J’y crois beaucoup parce que j’en vois l’intérêt tous les jours. J’ai fait de la publicité pendant la quasi totalité de ma carrière. Mais je vois aussi l’utilité de l’IA en dehors de la publicité et je ne crois pas à ce que j’appelle l’effet Terminator, c’est à dire les machines qui prennent le pouvoir. Après tout dépend. Encore une fois, si on évite de mettre les gens dans des cases, alors c’est génial.
Lorsque je travaillais chez orange par exemple, Je travaillais sur la monétisation de la data opérateur. On constatait les données qu’on avait en tant qu’opérateur et qu’est-ce qu’on pouvait en faire. J’ai découvert avec surprise qu’on pouvait vendre ces données à l’opérateur du périphérique. L’opérateur suivait ses clients tout autour du périphérique afin d’avoir une meilleure précision sur les temps de trajets.
Il en fut de même pour un de mes amis travaillant pour la BNP en partenariat avec orange. Pour assurer la sécurité des paiements par carte bancaire, ils ont mis en place un système pour borner les téléphones avec l’utilisation de la carte bancaire. Ça ne sert à rien, entre guillemets quand on est à Paris. Mais eux, leur cas d’usage, c’était de dire quoi ? Je suis ici à Paris, il est 9 h 52, mon téléphone est là, je le borne là. Si à 16 h je suis à Calcutta et que je suis en train de faire un paiement dans un magasin, est ce qu’il faut autoriser le paiement ou pas? Si le téléphone est à Calcutta, ils vont l’autoriser. Si le téléphone est à Paris, ils ne vont pas l’autoriser.
Finalement, pour vous, en quoi l’IA améliorera-t-elle notre société future ?
Je pense qu’elle va apporter beaucoup plus de sécurité et beaucoup plus d’efficacité pour les entreprises. Mais moi je me demanderais plutôt si ça va coûter plus écologiquement de mettre en œuvre l’IA que les gains de productivité et d’efficacité pour les entreprises. Le vrai enjeu, pour moi, est là. L’objectif de plusieurs entreprises dans le futur sera probablement d’évaluer l’impact écologique de l’innovation.
Pour conclure, si vous aviez un message à faire passer aux étudiants en intelligence artificielle, quel serait-il ?

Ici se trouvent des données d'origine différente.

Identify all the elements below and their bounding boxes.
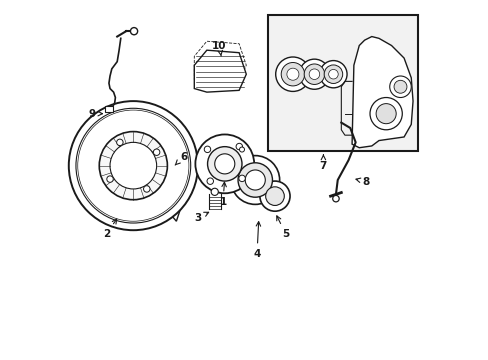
Circle shape: [211, 188, 218, 195]
Circle shape: [214, 154, 234, 174]
Circle shape: [304, 64, 324, 85]
Circle shape: [281, 63, 304, 86]
Circle shape: [195, 134, 254, 193]
Circle shape: [332, 195, 339, 202]
Circle shape: [106, 176, 113, 182]
Circle shape: [78, 110, 188, 221]
Circle shape: [130, 28, 137, 35]
Circle shape: [99, 132, 167, 200]
Polygon shape: [158, 125, 182, 221]
Text: 9: 9: [88, 109, 102, 119]
Circle shape: [275, 57, 309, 91]
Circle shape: [369, 98, 402, 130]
Polygon shape: [351, 37, 412, 148]
Text: 2: 2: [102, 219, 117, 239]
Circle shape: [110, 142, 156, 189]
Circle shape: [244, 170, 265, 190]
Text: 3: 3: [194, 212, 208, 222]
Circle shape: [328, 69, 338, 79]
Text: 1: 1: [219, 182, 226, 207]
Polygon shape: [194, 50, 246, 92]
Circle shape: [265, 187, 284, 206]
Bar: [105, 106, 113, 112]
Circle shape: [324, 65, 342, 84]
Circle shape: [207, 147, 242, 181]
Circle shape: [260, 181, 289, 211]
Circle shape: [308, 69, 319, 80]
Circle shape: [206, 178, 213, 184]
Circle shape: [143, 186, 150, 192]
Bar: [267, 15, 418, 151]
Circle shape: [393, 80, 406, 93]
Text: 6: 6: [175, 152, 187, 165]
Circle shape: [236, 143, 242, 150]
Text: 10: 10: [212, 41, 226, 56]
Circle shape: [239, 147, 244, 152]
Circle shape: [299, 59, 329, 89]
Circle shape: [117, 139, 123, 145]
Circle shape: [238, 163, 272, 197]
Text: 5: 5: [276, 216, 289, 239]
Circle shape: [389, 76, 410, 98]
Circle shape: [238, 175, 245, 181]
Text: 4: 4: [253, 222, 260, 258]
Text: 8: 8: [355, 177, 369, 187]
Circle shape: [69, 101, 198, 230]
Text: 7: 7: [319, 155, 326, 171]
Circle shape: [204, 146, 210, 153]
Circle shape: [319, 60, 346, 88]
Circle shape: [375, 104, 395, 124]
Circle shape: [76, 108, 190, 223]
Circle shape: [230, 156, 279, 204]
Circle shape: [286, 68, 298, 80]
Circle shape: [153, 149, 160, 156]
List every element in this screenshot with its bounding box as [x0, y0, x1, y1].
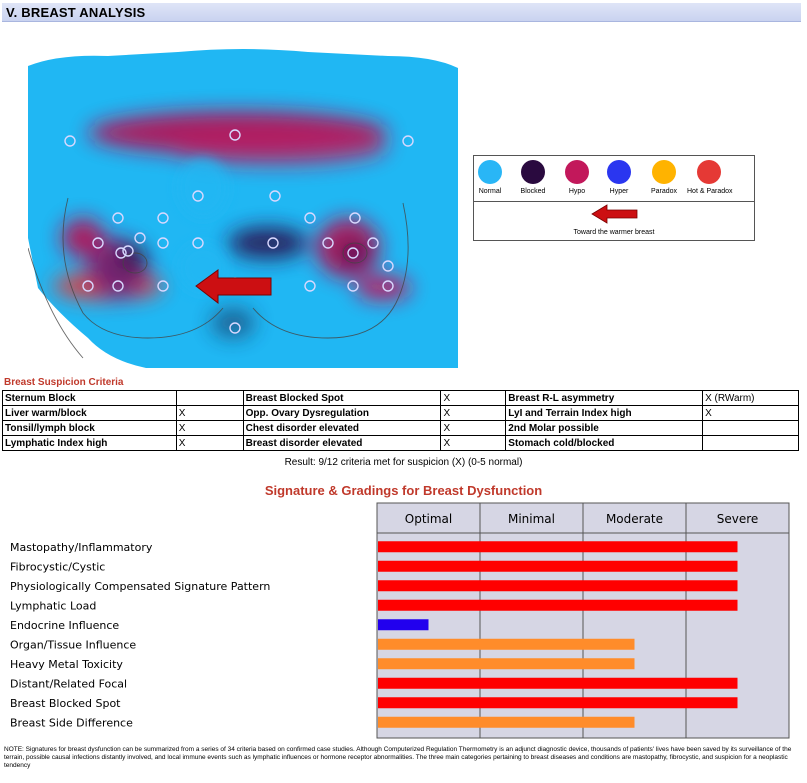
grading-bar — [378, 580, 738, 592]
legend-dot — [652, 160, 676, 184]
category-label: Fibrocystic/Cystic — [10, 560, 105, 573]
grading-bar — [378, 638, 635, 650]
legend-item-normal: Normal — [468, 160, 512, 195]
grading-bar — [378, 619, 429, 631]
criteria-title: Breast Suspicion Criteria — [4, 377, 124, 388]
legend-dot — [697, 160, 721, 184]
legend-label: Blocked — [520, 188, 546, 195]
table-row: Liver warm/block X Opp. Ovary Dysregulat… — [2, 405, 799, 421]
color-legend: Normal Blocked Hypo Hyper Paradox Hot & … — [473, 155, 755, 241]
criteria-label: Breast Blocked Spot — [242, 390, 442, 406]
section-header: V. BREAST ANALYSIS — [2, 3, 801, 22]
grading-bar — [378, 697, 738, 709]
criteria-mark: X — [440, 390, 507, 406]
category-label: Physiologically Compensated Signature Pa… — [10, 580, 270, 593]
criteria-label: LyI and Terrain Index high — [505, 405, 704, 421]
criteria-mark: X — [440, 435, 507, 451]
legend-label: Hot & Paradox — [687, 188, 733, 195]
grade-column-label: Optimal — [405, 512, 452, 526]
grading-bar — [378, 658, 635, 670]
criteria-label: Sternum Block — [2, 390, 177, 406]
criteria-mark — [702, 420, 799, 436]
category-label: Endocrine Influence — [10, 619, 119, 632]
criteria-mark: X (RWarm) — [702, 390, 799, 406]
category-label: Lymphatic Load — [10, 599, 96, 612]
grading-bar — [378, 716, 635, 728]
criteria-mark: X — [175, 420, 244, 436]
criteria-label: 2nd Molar possible — [505, 420, 704, 436]
legend-label: Normal — [478, 188, 502, 195]
warmer-breast-arrow-icon — [195, 269, 272, 305]
table-row: Sternum Block Breast Blocked Spot X Brea… — [2, 390, 799, 406]
criteria-mark — [175, 390, 244, 406]
legend-item-hypo: Hypo — [555, 160, 599, 195]
chart-title: Signature & Gradings for Breast Dysfunct… — [264, 483, 543, 498]
criteria-mark: X — [440, 405, 507, 421]
arrow-left-icon — [591, 204, 638, 224]
breast-thermal-image — [28, 49, 458, 368]
criteria-table: Sternum Block Breast Blocked Spot X Brea… — [2, 390, 799, 451]
section-title: V. BREAST ANALYSIS — [6, 5, 146, 20]
legend-label: Hypo — [568, 188, 586, 195]
table-row: Lymphatic Index high X Breast disorder e… — [2, 435, 799, 451]
criteria-label: Stomach cold/blocked — [505, 435, 704, 451]
legend-dot — [521, 160, 545, 184]
category-label: Mastopathy/Inflammatory — [10, 541, 153, 554]
category-label: Distant/Related Focal — [10, 677, 127, 690]
legend-caption: Toward the warmer breast — [573, 229, 655, 236]
legend-label: Paradox — [650, 188, 678, 195]
gradings-chart: Optimal Minimal Moderate Severe Mastopathy/I… — [10, 502, 790, 739]
criteria-label: Lymphatic Index high — [2, 435, 177, 451]
category-label: Breast Blocked Spot — [10, 697, 121, 710]
grading-bar — [378, 541, 738, 553]
criteria-label: Breast R-L asymmetry — [505, 390, 704, 406]
criteria-mark: X — [175, 435, 244, 451]
legend-label: Hyper — [609, 188, 629, 195]
legend-item-hot-paradox: Hot & Paradox — [687, 160, 733, 195]
legend-dot — [478, 160, 502, 184]
criteria-label: Breast disorder elevated — [242, 435, 442, 451]
criteria-label: Liver warm/block — [2, 405, 177, 421]
legend-item-paradox: Paradox — [642, 160, 686, 195]
criteria-label: Opp. Ovary Dysregulation — [242, 405, 442, 421]
legend-item-blocked: Blocked — [511, 160, 555, 195]
legend-item-hyper: Hyper — [597, 160, 641, 195]
grade-column-label: Severe — [717, 512, 759, 526]
grading-bar — [378, 560, 738, 572]
grading-bar — [378, 677, 738, 689]
criteria-mark: X — [175, 405, 244, 421]
criteria-label: Chest disorder elevated — [242, 420, 442, 436]
grade-column-label: Minimal — [508, 512, 555, 526]
grade-column-label: Moderate — [606, 512, 663, 526]
table-row: Tonsil/lymph block X Chest disorder elev… — [2, 420, 799, 436]
criteria-mark: X — [440, 420, 507, 436]
grading-bar — [378, 599, 738, 611]
legend-divider — [474, 201, 754, 202]
criteria-result: Result: 9/12 criteria met for suspicion … — [284, 457, 523, 468]
legend-dot — [565, 160, 589, 184]
category-label: Heavy Metal Toxicity — [10, 658, 123, 671]
legend-dot — [607, 160, 631, 184]
category-label: Organ/Tissue Influence — [10, 638, 136, 651]
category-label: Breast Side Difference — [10, 716, 133, 729]
criteria-mark: X — [702, 405, 799, 421]
criteria-mark — [702, 435, 799, 451]
criteria-label: Tonsil/lymph block — [2, 420, 177, 436]
footnote: NOTE: Signatures for breast dysfunction … — [4, 746, 792, 769]
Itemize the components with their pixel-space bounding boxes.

Je leur dirait, comme je le disais avant, de bien mesurer si le gain qui sera amené par l’utilisation de l’IA justifie les moyens qui doivent être mis en œuvre. J’aimerai qu’ils continuent de se demander si on est pas en train de se tirer une balle dans le pied à toujours vouloir faire toujours plus, toujours plus vite, toujours plus efficace. Il faut faire des choses qui servent à quelque chose en prenant en compte les impacts qu’elles ont sur la planète. Enfin, faites attention à l’utilisation de l’intelligence artificielle à des fins néfastes.
Propos recueillis par Clémence JIN et Kaéla BOKO.